Consumer inflation moved further outside the Reserve Bank’s 3%-6% target range in December. The consumer price index (CPI) increased 6.8% in December compared with a year earlier, Statistics SA said, from November’s 6.6%.

Trading Economic had forecast a 6.8% increase, and the Bloomberg consensus was for a 6.5% rise.

The average inflation for 2016 was 6.4%, which is in line with the expectations of the Reserve Bank.

The Bank’s outlook for CPI inflation is that it will come back within the 3%-6% target range in 2017 when it is seen slowing to 5.8%, and easing further to 5.5% in 2018.

CPI increased by 0.4% between November and December.

Food inflation is still running high in SA, due to the lagged effects of a devastating drought of last year.

Food and nonalcoholic beverages inflation was 11.7% year on year, picking up slightly from 11.6% in November.

The transport component of the CPI increased 5.7% in December from a year ago.

The housing and utilities component increased by 1.3 percentage points in November compared to 1.4 percentage points in December while the subindex increased by 5.6% year on year.

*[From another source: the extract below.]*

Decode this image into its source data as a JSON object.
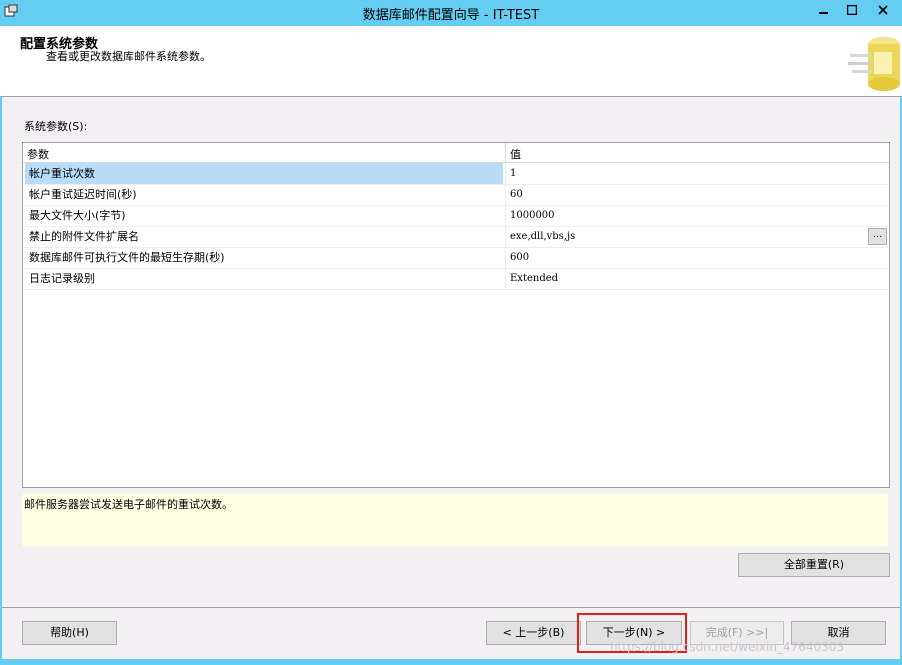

Rand Merchant Bank’s analyst Gordon Kerr said on Wednesday ahead of the release that most economists forecast the peak in CPI to have been in the fourth quarter of 2016, and a gradual move back downwards into the target band during 2017.

Analysts from Nedbank Corporate and Investment Banking said on Wednesday, ahead of the release, that SA’s economic growth outlook had improved off a low base in 2016, and was expected to be 1.2% in 2017.

They said that if CPI came in as expected below the 6% upper band throughout the year, on lower food inflation, this would provide the Reserve Bank with some impetus for a flatter interest rate profile this year. The Bank's monetary policy committee is meeting next week.

The consumer price index was at 124.7 points in December 2016, compared with 116.8 in December 2015.